Inflationary dynamics for matrix eigenvalue problems
Eric J. Heller, Lev Kaplan, and Frank Pollmann

TL;DR
This paper introduces a novel approach to solving extremal eigenvalue problems by transforming them into a nonlinear mechanical system with a special constraint that causes the solutions to grow exponentially, aiding their computation.
Contribution
It presents a new method that converts eigenvalue problems into a nonlinear mechanical system with inflationary dynamics to efficiently find extremal eigenpairs.
Findings
Demonstrates exponential growth of solutions under the proposed method
Provides a new perspective on eigenvalue problems through classical mechanics analogy
Offers potential improvements over traditional algorithms for extremal eigenvalues
Abstract
Many fields of science and engineering require finding eigenvalues and eigenvectors of large matrices. The solutions can represent oscillatory modes of a bridge, a violin, the disposition of electrons around an atom or molecule, the acoustic modes of a concert hall, or hundreds of other physical quantities.

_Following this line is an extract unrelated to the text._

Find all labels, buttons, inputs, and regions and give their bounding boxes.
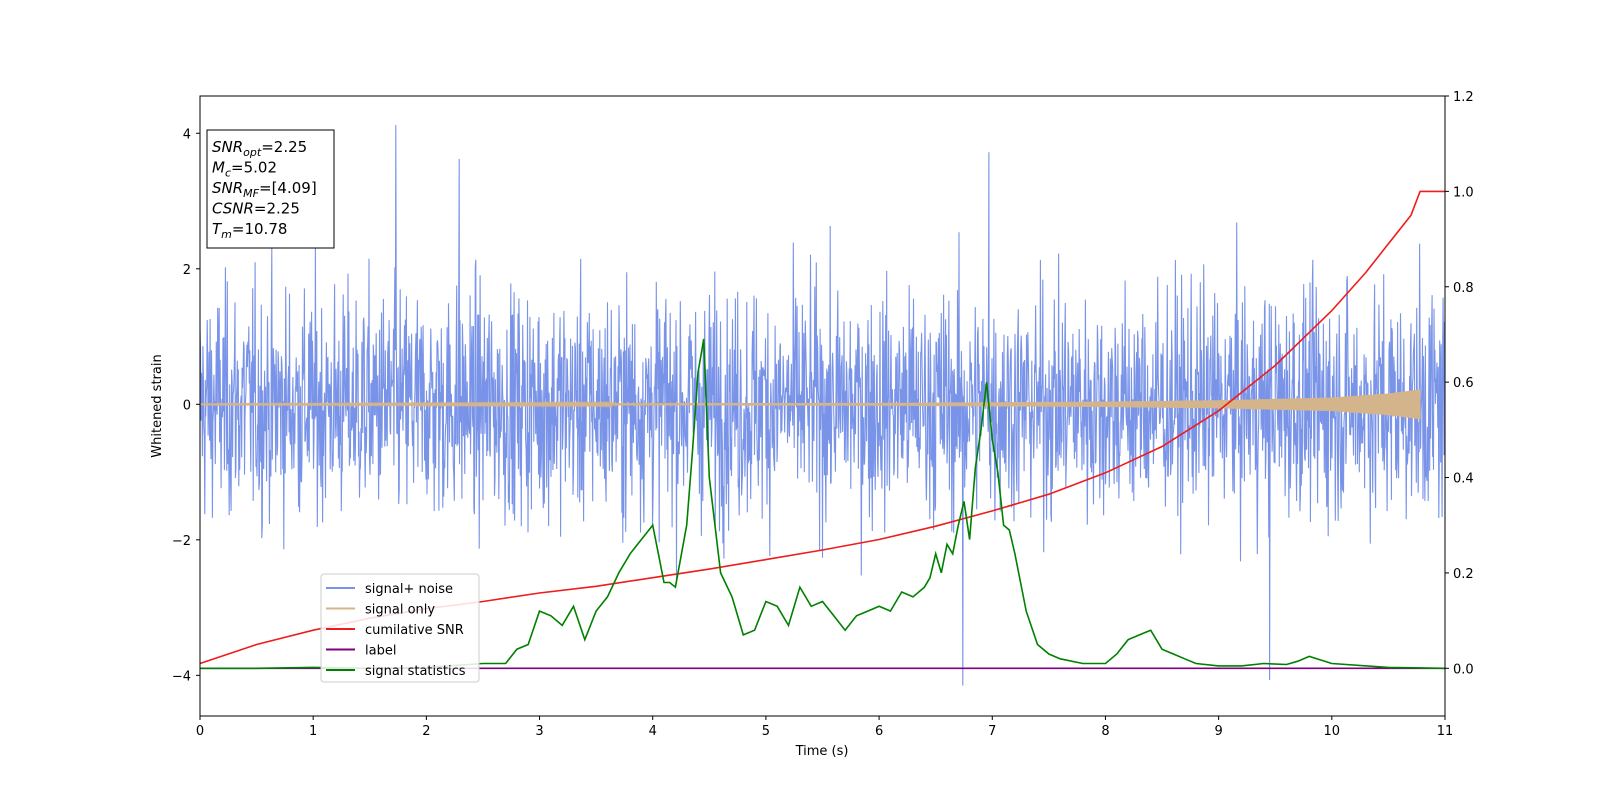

Often only the few eigenpairs with the lowest or highest frequency (extremal solutions) are needed. Methods that have been developed over the past 60 years to solve such problems include the Lanczos [1,2] algorithm, Jacobi-Davidson techniques [3], and the conjugate gradient method [4]. Here we present a way to solve the extremal eigenvalue/eigenvector problem, turning it into a nonlinear classical mechanical system with a modified Lagrangian constraint. The constraint induces exponential inflationary growth of the desired extremal solutions.